Red is a self inflating balloon that is an easy to use office based point of care, interrectal function test that identify patients with chronic constipation due to pelvic floor dyssynergia and who are unlikely to improve with increased lack of abuse. The current treatment involves much trial and error by the physician as to which treatment will work and red will allow the physician to streamline the diagnosis and choose the best treatment option after the first visit, which is a win for the patient. Because the technology already has a category one CPT billing code assigned to the procedure and strong national reimbursement, we believe that providers will be able to bring this clinically beneficial technology to their practice immediately. As we continue the soft launch, we will learn much more about revenue expectations in the coming months. In summary, we’re pleased with continued and consistent execution of building the foundation of strong data and academic society support.

Nothing happens as fast as we want, but we are inching much closer to the final insurance policy coverages and effectiveness of the cat one code, which we believe will set the stage for seamless patient treatment and result significant growth and profitability. I will now turn the call over to Tim, our CFO, to discuss the financials. Tim?

Tim Hendricks, Chief Financial Officer, Neuraxis: Thank you, Brian. And let me add my welcome to everyone joining us on this call. These financial results were included within our press release, which was issued earlier, and were also provided in more detail within our 10 Q. I will add some color on key areas of the financial results, as well as an outlook on certain areas. The hard work that our team has put in the last few years is beginning to bear fruit.

We are continuing our strong momentum, which began in the third quarter of twenty twenty four. This momentum has continued here into the second quarter of twenty twenty five. The good news is we are only in the early innings of our ramp as we expect the number of covered lives to continue to grow and our capital and CPT code goes effective on January first of twenty twenty six. In addition, we are optimistic with regards to the commercialization of RED with our soft launch in Q1 twenty five, as Brian mentioned moments ago. Given our current cost structure, our goal as a company to reach cash flow breakeven is achievable.

With the issuance of the guidelines expected in the near future, the Cat one CPT billing code going effective on January 1, and the significant increase in covered lives from a year ago, we expect our sales volume to continue to grow as we have demonstrated in the last three quarters. The continuation of our track record of that sales growth, strong gross margins and operating expense cost management will allow us to achieve that cash flow breakeven. With that, I will go through some financial highlights in greater detail. Revenue in the first quarter of twenty twenty five was $896,000 up 39% compared to $647,000 in the first quarter of twenty twenty four. Unit sales increased approximately 46% due to growth from patients with full insurance reimbursement coverage and the company’s financial assistance program that provides discounts to patients without insurance coverage.

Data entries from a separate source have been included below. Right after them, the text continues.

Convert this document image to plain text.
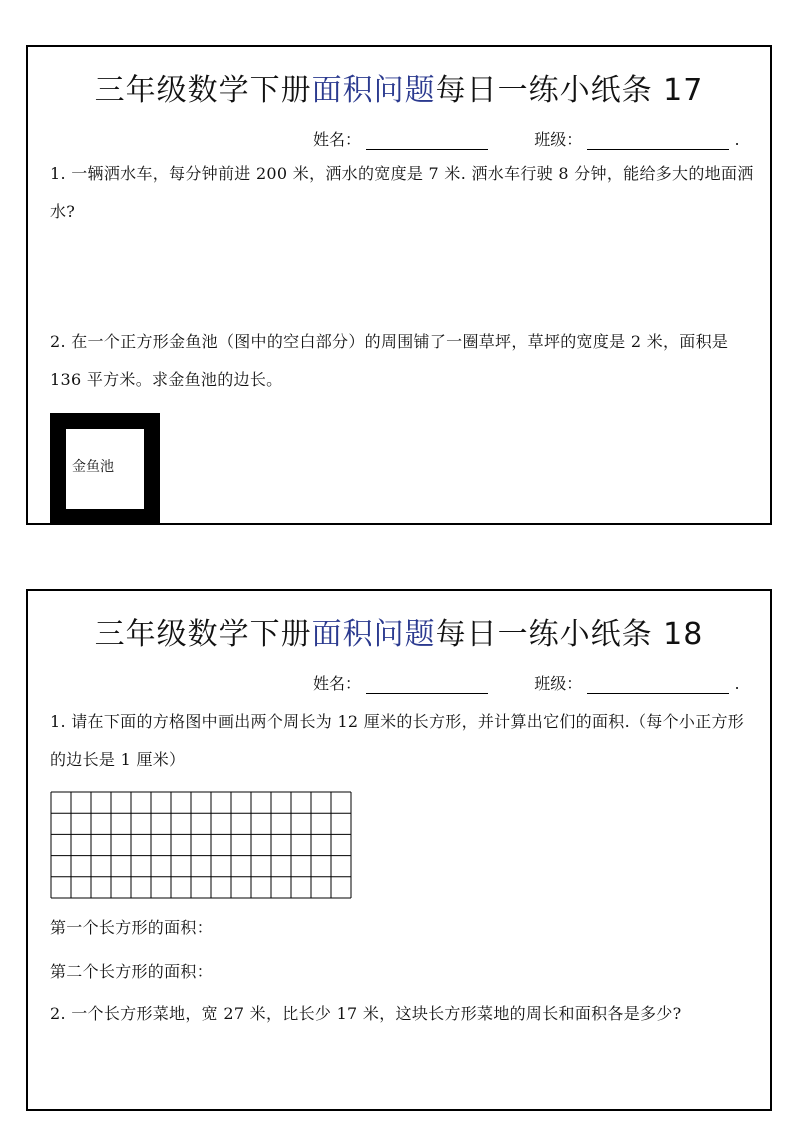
三年级数学下册面积问题每日一练小纸条 17
姓名：	班级：	.
1. 一辆洒水车，每分钟前进 200 米，洒水的宽度是 7 米. 洒水车行驶 8 分钟，能给多大的地面洒水?
2. 在一个正方形金鱼池（图中的空白部分）的周围铺了一圈草坪，草坪的宽度是 2 米，面积是 136 平方米。求金鱼池的边长。
金鱼池
三年级数学下册面积问题每日一练小纸条 18
姓名：	班级：	.
1. 请在下面的方格图中画出两个周长为 12 厘米的长方形，并计算出它们的面积.（每个小正方形的边长是 1 厘米）
第一个长方形的面积：
第二个长方形的面积：
2. 一个长方形菜地，宽 27 米，比长少 17 米，这块长方形菜地的周长和面积各是多少?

The company has made great strides in recent months in gaining insurance coverage and recent results are indicative of that success. As Brian mentioned, the strong momentum has continued in the second quarter of twenty twenty five, which we expect to be our fourth consecutive quarter of revenue growth year over year. As mentioned before, we remain highly focused on expanding our insurance coverage. Despite the inherent lag from insurance coverage device orders, which we have spoken about before, recent performance indicates strong demand and acceptance on the part of healthcare providers and patients for our product. Gross margin in the first quarter of twenty twenty five was 84.4% compared to 88.4% in the fourth quarter of ’twenty four.

Although we saw an increase in sales volume, the 400 basis point decrease year over year was due to a higher growth rate of the company’s discounted financial assistance patients over the full reimbursement patients and higher device manufacturing and shipping costs. We expect our gross margin to recover into next year because when the category one CPT code becomes effective on January 1, the devices currently sold at a discount will eventually transition to full reimbursement revenue upon insurance coverage, which will boost both our future revenues and gross margin. Total operating expenses in the first quarter of twenty twenty five were $3,100,000 an increase of 27% compared to the first quarter of twenty twenty four, primarily due to the settlement of a lawsuit. Excluding the one time legal settlement charge, the company’s operating expenses would have remained relatively flat compared to the first quarter of twenty twenty four. Selling expenses in the first quarter of twenty twenty five were $134,000 a 68% increase to $80,000 in the first quarter of twenty twenty four due to higher sales volume and temporary commission structure to facilitate growth and adoption in new states.

Research and development expenses in the first quarter of twenty twenty five were $61,000 compared to only $66,000 in the first quarter of twenty twenty four. The increase is due to higher spending on a medical research study and costs to develop the RED device that we eventually soft launch in the first quarter. General and administrative expenses of 2,900,000 in the first quarter of twenty twenty five were 23% higher than the $2,300,000 in the first quarter of twenty twenty four. The increase was due to one, the settlement of a lawsuit, two, expenses related to the introduction of an annual short term and long term incentive plan that did not exist in the first quarter of twenty four, ’3, higher advertising costs to expand market awareness. And four, third party costs incurred to enhance the company’s internal control environment, partly offset by a one time hiring grant in 2024 and lower third party professional service costs as our new hires have absorbed the work internally.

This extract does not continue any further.